Tuesday, February 16, 2010

Granada And The Alhambra

A Valentines Day to Remember 

After nearly a week in bustling Barcelona, the change of pace in Granada was welcome. The change was evident from the moment we got off the plane at the Garcia Lorca airport. It is tiny and you still walk down stairs from the jet. 

Garcia Lorca is beloved in Granada. It was the place he called home. Lorca was one of Spains most cherished modern era poets and playwrights. Prolific in a short life, he was murdered during the Civil War. Even in death Lorca is a mystery. When his family finally allowed his grave to be exhumed in 2008 no human remains were found. To this day his sculpture in Madrid has a fresh red kerchief tied to it each morning by the leftists. The rightists remove the kerchief before the end of each day.

Passion is not in short supply in Spain.

Our hotel was created out of a building in the heart of the historic district. It was only one year old and is operated by a wonderful Spanish hotel chain called Room-Mate. They have hotels (mostly) in Spain. But have opened new properties in New York and Argentina. The rooms looked into light wells instead of using on-street windows, so it was very quiet. I bought the room months ago on a pre-pay deal and could not have been more pleased with the quality of the place and services provided.

Valentines Day Mary and I walked to, and all over, the Alhambra. It was especially nice because they have a show with the works of Washington Irving. Irving's Alhambra writings 150 years ago were pivotal in starting the movement to save and preserve it.

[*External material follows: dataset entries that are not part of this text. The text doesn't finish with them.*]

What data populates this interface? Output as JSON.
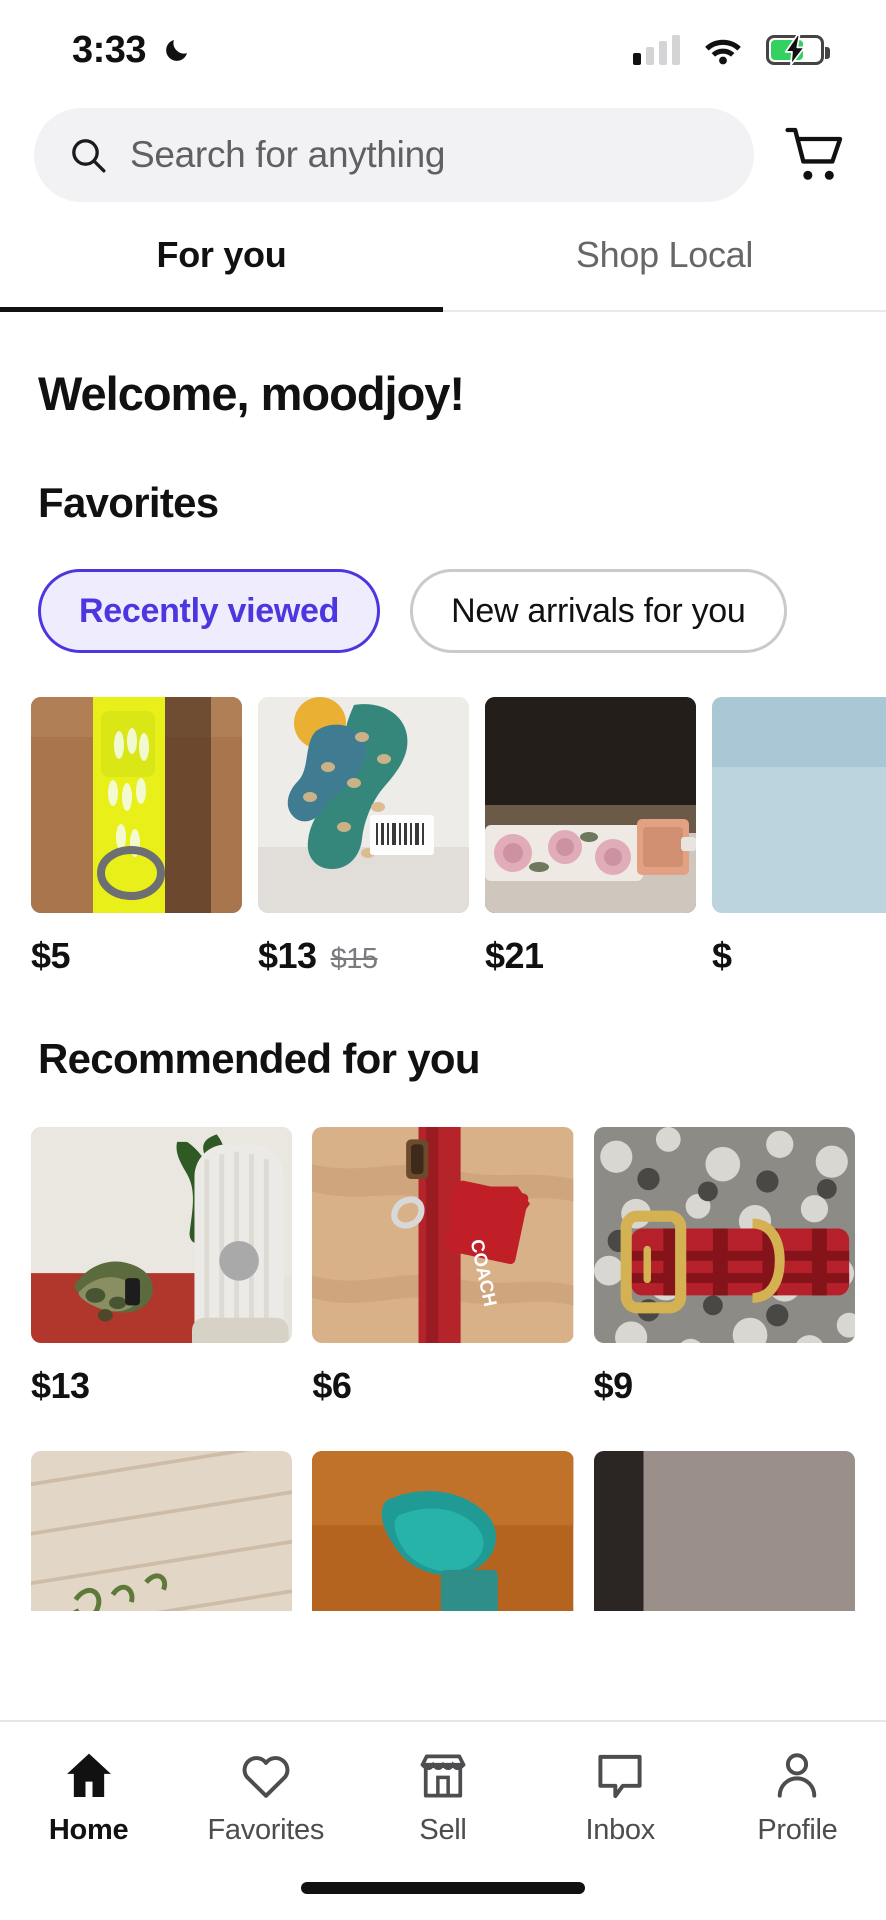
{
  "status_bar": {
    "time": "3:33",
    "moon_icon": "crescent-moon-icon",
    "signal_icon": "cellular-signal-icon",
    "signal_bars_filled": 1,
    "signal_bars_total": 4,
    "wifi_icon": "wifi-icon",
    "battery_icon": "battery-charging-icon",
    "battery_level_percent": 62,
    "battery_color": "#33d15f"
  },
  "search": {
    "placeholder": "Search for anything",
    "icon": "search-icon",
    "cart_icon": "shopping-cart-icon"
  },
  "tabs": [
    {
      "label": "For you",
      "active": true
    },
    {
      "label": "Shop Local",
      "active": false
    }
  ],
  "main": {
    "welcome": "Welcome, moodjoy!",
    "favorites_title": "Favorites",
    "recommended_title": "Recommended for you",
    "chips": [
      {
        "label": "Recently viewed",
        "selected": true
      },
      {
        "label": "New arrivals for you",
        "selected": false
      }
    ],
    "favorites_items": [
      {
        "price": "$5",
        "was": ""
      },
      {
        "price": "$13",
        "was": "$15"
      },
      {
        "price": "$21",
        "was": ""
      },
      {
        "price": "$",
        "was": ""
      }
    ],
    "recommended_items": [
      {
        "price": "$13",
        "was": ""
      },
      {
        "price": "$6",
        "was": ""
      },
      {
        "price": "$9",
        "was": ""
      }
    ]
  },
  "bottom_nav": [
    {
      "label": "Home",
      "icon": "home-icon",
      "active": true
    },
    {
      "label": "Favorites",
      "icon": "heart-icon",
      "active": false
    },
    {
      "label": "Sell",
      "icon": "store-icon",
      "active": false
    },
    {
      "label": "Inbox",
      "icon": "inbox-icon",
      "active": false
    },
    {
      "label": "Profile",
      "icon": "person-icon",
      "active": false
    }
  ],
  "colors": {
    "accent": "#4b36e0",
    "chip_selected_bg": "#efedfd",
    "search_bg": "#f2f2f4",
    "text_primary": "#111111",
    "text_muted": "#676767"
  }
}
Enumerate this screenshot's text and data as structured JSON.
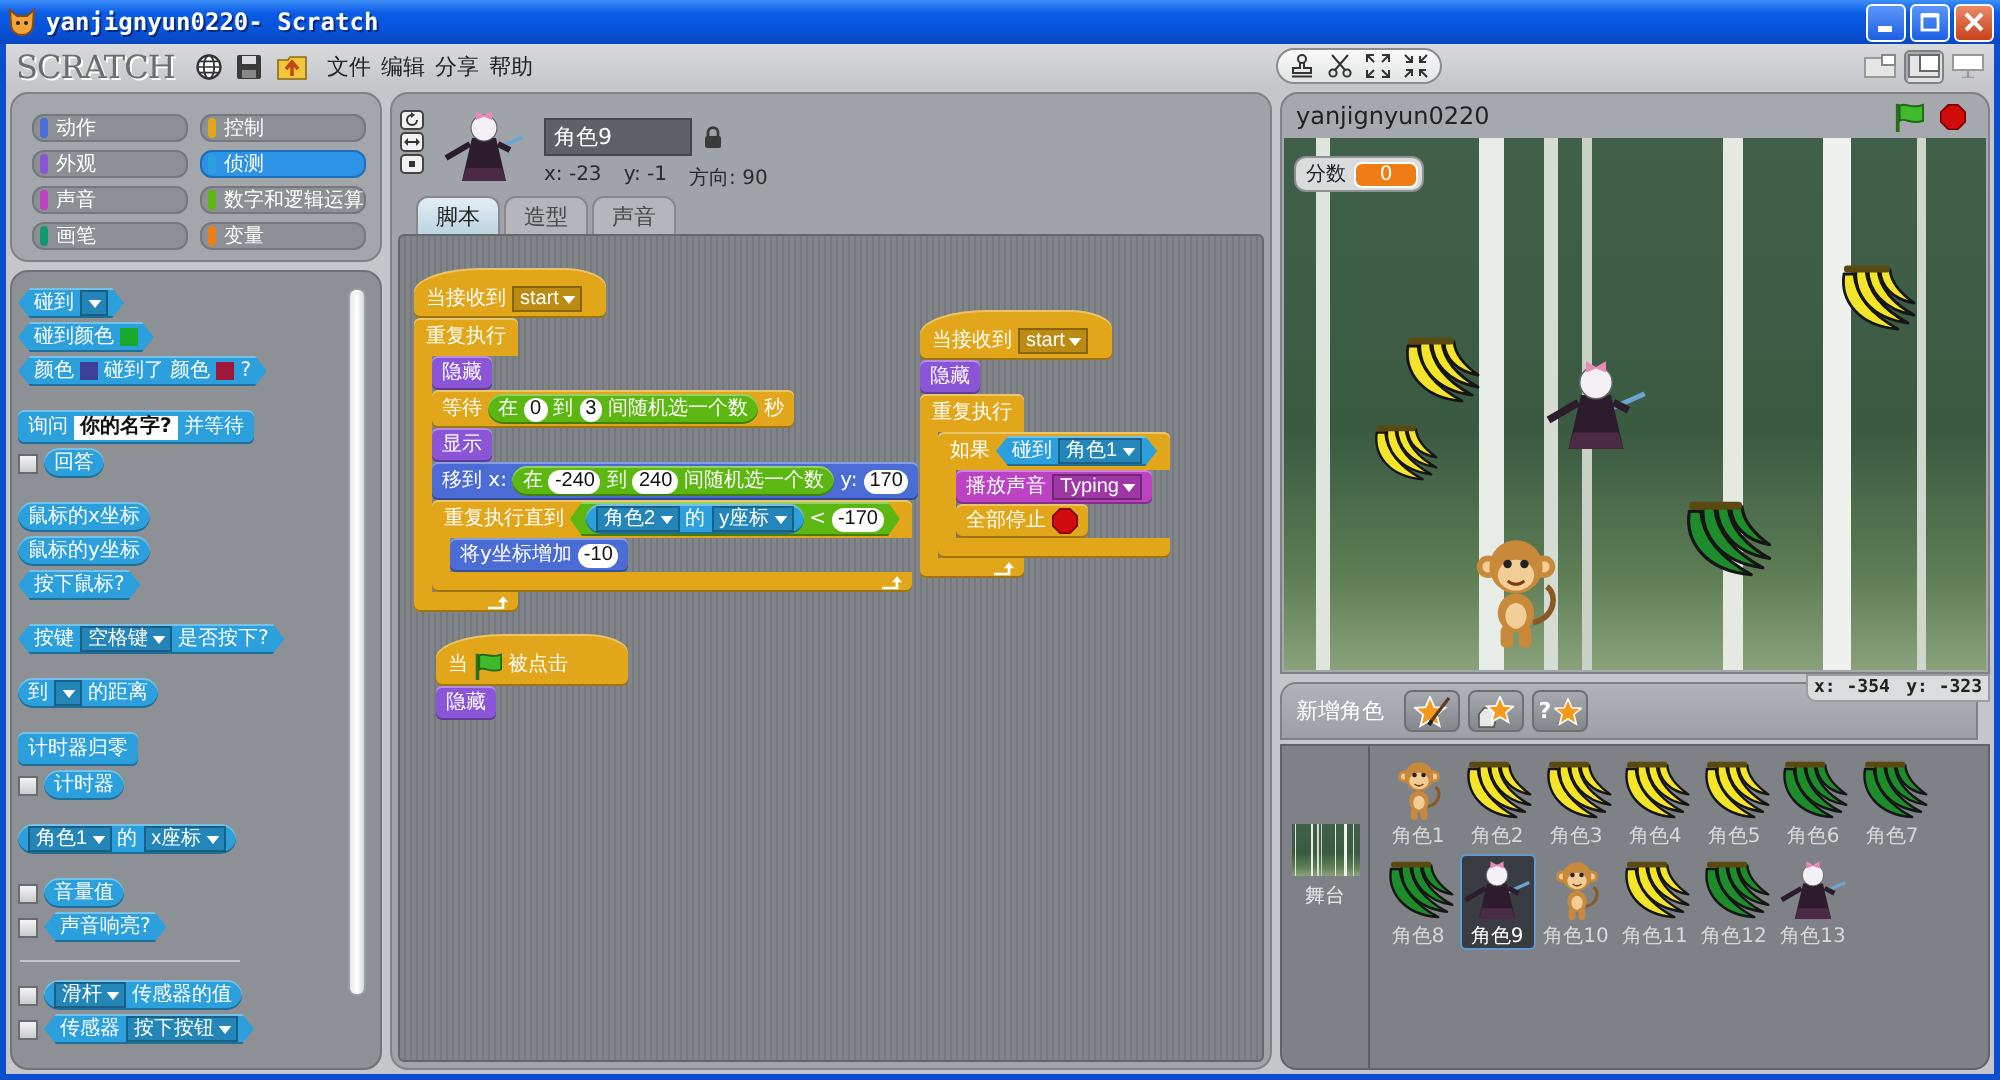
{
  "window": {
    "title": "yanjignyun0220- Scratch"
  },
  "menu": {
    "logo": "SCRATCH",
    "items": [
      "文件",
      "编辑",
      "分享",
      "帮助"
    ]
  },
  "view_buttons": [
    {
      "kind": "small_stage",
      "selected": false
    },
    {
      "kind": "normal_stage",
      "selected": true
    },
    {
      "kind": "presentation",
      "selected": false
    }
  ],
  "categories": [
    {
      "label": "动作",
      "color": "#4a6cd4",
      "selected": false
    },
    {
      "label": "控制",
      "color": "#e1a619",
      "selected": false
    },
    {
      "label": "外观",
      "color": "#8a55d7",
      "selected": false
    },
    {
      "label": "侦测",
      "color": "#2ca0dc",
      "selected": true
    },
    {
      "label": "声音",
      "color": "#bb42c3",
      "selected": false
    },
    {
      "label": "数字和逻辑运算",
      "color": "#5cb712",
      "selected": false
    },
    {
      "label": "画笔",
      "color": "#0e9a6c",
      "selected": false
    },
    {
      "label": "变量",
      "color": "#ee7d16",
      "selected": false
    }
  ],
  "palette": {
    "groups": [
      [
        {
          "kind": "boolean",
          "color": "#2ca0dc",
          "parts": [
            {
              "kind": "text",
              "text": "碰到"
            },
            {
              "kind": "dropdown"
            }
          ]
        },
        {
          "kind": "boolean",
          "color": "#2ca0dc",
          "parts": [
            {
              "kind": "text",
              "text": "碰到颜色"
            },
            {
              "kind": "swatch",
              "color": "#18a82c"
            }
          ]
        },
        {
          "kind": "boolean",
          "color": "#2ca0dc",
          "parts": [
            {
              "kind": "text",
              "text": "颜色"
            },
            {
              "kind": "swatch",
              "color": "#3d3f99"
            },
            {
              "kind": "text",
              "text": "碰到了 颜色"
            },
            {
              "kind": "swatch",
              "color": "#a0173a"
            },
            {
              "kind": "text",
              "text": "?"
            }
          ]
        }
      ],
      [
        {
          "kind": "command",
          "color": "#2ca0dc",
          "parts": [
            {
              "kind": "text",
              "text": "询问"
            },
            {
              "kind": "input",
              "text": "你的名字?"
            },
            {
              "kind": "text",
              "text": "并等待"
            }
          ]
        },
        {
          "kind": "reporter",
          "color": "#2ca0dc",
          "monitor": {
            "checked": false
          },
          "parts": [
            {
              "kind": "text",
              "text": "回答"
            }
          ]
        }
      ],
      [
        {
          "kind": "reporter",
          "color": "#2ca0dc",
          "parts": [
            {
              "kind": "text",
              "text": "鼠标的x坐标"
            }
          ]
        },
        {
          "kind": "reporter",
          "color": "#2ca0dc",
          "parts": [
            {
              "kind": "text",
              "text": "鼠标的y坐标"
            }
          ]
        },
        {
          "kind": "boolean",
          "color": "#2ca0dc",
          "parts": [
            {
              "kind": "text",
              "text": "按下鼠标?"
            }
          ]
        }
      ],
      [
        {
          "kind": "boolean",
          "color": "#2ca0dc",
          "parts": [
            {
              "kind": "text",
              "text": "按键"
            },
            {
              "kind": "dropdown",
              "text": "空格键"
            },
            {
              "kind": "text",
              "text": "是否按下?"
            }
          ]
        }
      ],
      [
        {
          "kind": "reporter",
          "color": "#2ca0dc",
          "parts": [
            {
              "kind": "text",
              "text": "到"
            },
            {
              "kind": "dropdown"
            },
            {
              "kind": "text",
              "text": "的距离"
            }
          ]
        }
      ],
      [
        {
          "kind": "command",
          "color": "#2ca0dc",
          "parts": [
            {
              "kind": "text",
              "text": "计时器归零"
            }
          ]
        },
        {
          "kind": "reporter",
          "color": "#2ca0dc",
          "monitor": {
            "checked": false
          },
          "parts": [
            {
              "kind": "text",
              "text": "计时器"
            }
          ]
        }
      ],
      [
        {
          "kind": "reporter",
          "color": "#2ca0dc",
          "parts": [
            {
              "kind": "dropdown",
              "text": "角色1"
            },
            {
              "kind": "text",
              "text": "的"
            },
            {
              "kind": "dropdown",
              "text": "x座标"
            }
          ]
        }
      ],
      [
        {
          "kind": "reporter",
          "color": "#2ca0dc",
          "monitor": {
            "checked": false
          },
          "parts": [
            {
              "kind": "text",
              "text": "音量值"
            }
          ]
        },
        {
          "kind": "boolean",
          "color": "#2ca0dc",
          "monitor": {
            "checked": false
          },
          "parts": [
            {
              "kind": "text",
              "text": "声音响亮?"
            }
          ]
        }
      ]
    ],
    "sensor_blocks": [
      {
        "kind": "reporter",
        "color": "#2ca0dc",
        "monitor": {
          "checked": false
        },
        "parts": [
          {
            "kind": "dropdown",
            "text": "滑杆"
          },
          {
            "kind": "text",
            "text": "传感器的值"
          }
        ]
      },
      {
        "kind": "boolean",
        "color": "#2ca0dc",
        "monitor": {
          "checked": false
        },
        "parts": [
          {
            "kind": "text",
            "text": "传感器"
          },
          {
            "kind": "dropdown",
            "text": "按下按钮"
          }
        ]
      }
    ]
  },
  "sprite_info": {
    "name": "角色9",
    "x": "x: -23",
    "y": "y: -1",
    "direction": "方向: 90"
  },
  "tabs": [
    {
      "label": "脚本",
      "selected": true
    },
    {
      "label": "造型",
      "selected": false
    },
    {
      "label": "声音",
      "selected": false
    }
  ],
  "scripts": [
    {
      "blocks": [
        {
          "kind": "hat",
          "color": "#e1a619",
          "parts": [
            {
              "kind": "text",
              "text": "当接收到"
            },
            {
              "kind": "dropdown",
              "text": "start"
            }
          ]
        },
        {
          "kind": "loop",
          "color": "#e1a619",
          "parts": [
            {
              "kind": "text",
              "text": "重复执行"
            }
          ],
          "children": [
            {
              "kind": "command",
              "color": "#8a55d7",
              "parts": [
                {
                  "kind": "text",
                  "text": "隐藏"
                }
              ]
            },
            {
              "kind": "command",
              "color": "#e1a619",
              "parts": [
                {
                  "kind": "text",
                  "text": "等待"
                },
                {
                  "kind": "reporter",
                  "color": "#5cb712",
                  "parts": [
                    {
                      "kind": "text",
                      "text": "在"
                    },
                    {
                      "kind": "number",
                      "text": "0"
                    },
                    {
                      "kind": "text",
                      "text": "到"
                    },
                    {
                      "kind": "number",
                      "text": "3"
                    },
                    {
                      "kind": "text",
                      "text": "间随机选一个数"
                    }
                  ]
                },
                {
                  "kind": "text",
                  "text": "秒"
                }
              ]
            },
            {
              "kind": "command",
              "color": "#8a55d7",
              "parts": [
                {
                  "kind": "text",
                  "text": "显示"
                }
              ]
            },
            {
              "kind": "command",
              "color": "#4a6cd4",
              "parts": [
                {
                  "kind": "text",
                  "text": "移到 x:"
                },
                {
                  "kind": "reporter",
                  "color": "#5cb712",
                  "parts": [
                    {
                      "kind": "text",
                      "text": "在"
                    },
                    {
                      "kind": "number",
                      "text": "-240"
                    },
                    {
                      "kind": "text",
                      "text": "到"
                    },
                    {
                      "kind": "number",
                      "text": "240"
                    },
                    {
                      "kind": "text",
                      "text": "间随机选一个数"
                    }
                  ]
                },
                {
                  "kind": "text",
                  "text": "y:"
                },
                {
                  "kind": "number",
                  "text": "170"
                }
              ]
            },
            {
              "kind": "loop",
              "color": "#e1a619",
              "parts": [
                {
                  "kind": "text",
                  "text": "重复执行直到"
                },
                {
                  "kind": "boolean",
                  "color": "#5cb712",
                  "parts": [
                    {
                      "kind": "reporter",
                      "color": "#2ca0dc",
                      "parts": [
                        {
                          "kind": "dropdown",
                          "text": "角色2"
                        },
                        {
                          "kind": "text",
                          "text": "的"
                        },
                        {
                          "kind": "dropdown",
                          "text": "y座标"
                        }
                      ]
                    },
                    {
                      "kind": "text",
                      "text": "<"
                    },
                    {
                      "kind": "number",
                      "text": "-170"
                    }
                  ]
                }
              ],
              "children": [
                {
                  "kind": "command",
                  "color": "#4a6cd4",
                  "parts": [
                    {
                      "kind": "text",
                      "text": "将y坐标增加"
                    },
                    {
                      "kind": "number",
                      "text": "-10"
                    }
                  ]
                }
              ]
            }
          ]
        }
      ]
    },
    {
      "blocks": [
        {
          "kind": "hat",
          "color": "#e1a619",
          "parts": [
            {
              "kind": "text",
              "text": "当"
            },
            {
              "kind": "flag"
            },
            {
              "kind": "text",
              "text": "被点击"
            }
          ]
        },
        {
          "kind": "command",
          "color": "#8a55d7",
          "parts": [
            {
              "kind": "text",
              "text": "隐藏"
            }
          ]
        }
      ]
    },
    {
      "blocks": [
        {
          "kind": "hat",
          "color": "#e1a619",
          "parts": [
            {
              "kind": "text",
              "text": "当接收到"
            },
            {
              "kind": "dropdown",
              "text": "start"
            }
          ]
        },
        {
          "kind": "command",
          "color": "#8a55d7",
          "parts": [
            {
              "kind": "text",
              "text": "隐藏"
            }
          ]
        },
        {
          "kind": "loop",
          "color": "#e1a619",
          "parts": [
            {
              "kind": "text",
              "text": "重复执行"
            }
          ],
          "children": [
            {
              "kind": "if",
              "color": "#e1a619",
              "parts": [
                {
                  "kind": "text",
                  "text": "如果"
                },
                {
                  "kind": "boolean",
                  "color": "#2ca0dc",
                  "parts": [
                    {
                      "kind": "text",
                      "text": "碰到"
                    },
                    {
                      "kind": "dropdown",
                      "text": "角色1"
                    }
                  ]
                }
              ],
              "children": [
                {
                  "kind": "command",
                  "color": "#bb42c3",
                  "parts": [
                    {
                      "kind": "text",
                      "text": "播放声音"
                    },
                    {
                      "kind": "dropdown",
                      "text": "Typing"
                    }
                  ]
                },
                {
                  "kind": "command",
                  "color": "#e1a619",
                  "parts": [
                    {
                      "kind": "text",
                      "text": "全部停止"
                    },
                    {
                      "kind": "stop"
                    }
                  ]
                }
              ]
            }
          ]
        }
      ]
    }
  ],
  "stage": {
    "title": "yanjignyun0220",
    "monitor": {
      "label": "分数",
      "value": "0"
    },
    "mouse_x": "x: -354",
    "mouse_y": "y: -323"
  },
  "sprite_panel": {
    "label": "新增角色",
    "surprise_mark": "?",
    "stage_label": "舞台",
    "sprites": [
      {
        "name": "角色1",
        "kind": "monkey",
        "selected": false
      },
      {
        "name": "角色2",
        "kind": "banana",
        "color": "#f4e52a",
        "selected": false
      },
      {
        "name": "角色3",
        "kind": "banana",
        "color": "#f4e52a",
        "selected": false
      },
      {
        "name": "角色4",
        "kind": "banana",
        "color": "#f4e52a",
        "selected": false
      },
      {
        "name": "角色5",
        "kind": "banana",
        "color": "#f4e52a",
        "selected": false
      },
      {
        "name": "角色6",
        "kind": "banana",
        "color": "#1e8c2a",
        "selected": false
      },
      {
        "name": "角色7",
        "kind": "banana",
        "color": "#1e8c2a",
        "selected": false
      },
      {
        "name": "角色8",
        "kind": "banana",
        "color": "#1e8c2a",
        "selected": false
      },
      {
        "name": "角色9",
        "kind": "witch",
        "selected": true
      },
      {
        "name": "角色10",
        "kind": "monkey",
        "selected": false
      },
      {
        "name": "角色11",
        "kind": "banana",
        "color": "#f4e52a",
        "selected": false
      },
      {
        "name": "角色12",
        "kind": "banana",
        "color": "#1e8c2a",
        "selected": false
      },
      {
        "name": "角色13",
        "kind": "witch",
        "selected": false
      }
    ]
  }
}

I had always wanted to tour the place because I happen to love moorish style architecture. 

Looking Up to The Alhambra and Nasrid Palace
Sailing Above the City of Granada

The View From the Alhambra To Granada

The Alhambra Fortress

Another View of The Fortress

In reality what we now refer to as the Alhambra consists of a fortress, a palace, and beautiful gardens. The architectural references to the Alhambra are mostly in reference to the Nasrid Palace. This complex includes all of the living spaces for the Nasrid Sultan's and their family members. 

In reality the Alhambra for centuries was a self-contained city on a mountaintop. It was with temples (later replaced by Christian Churches), baths, graineries, dungeons, and all sorts of places for commerce.

To protect the site they carefully control the flow of visitors to the palace. If you miss your entrance time, you are out of luck. We loved the "rules" signage. "Rule 12: You may not remove all or part of your clothes and lay down on floors anywhere on the Alhambra". 


One must assume that this has happened with enough frequency to warrant a rule?  Obviously some folks have more fun touring ancient historic sites than I do.

So here are some images of the beloved Nasrid Palace.

Cool Water Moves Everywhere to Ease Hot Summers 
(There are pools ponds and streams running though nearly every indoor or outdoor space)

Looking Up is A Joy

All Palace Spaces Frame Gardens
Where Water Becomes Magical

We spent the whole day walking the site and taking in the views of the city below and the Sierra Nevada mountains off in the distance. Yes, I said Sierra Nevada. I'd have to guess that one of the Spanish Explorer's to California was reminded of this very scene and named the mountains of the west accordingly.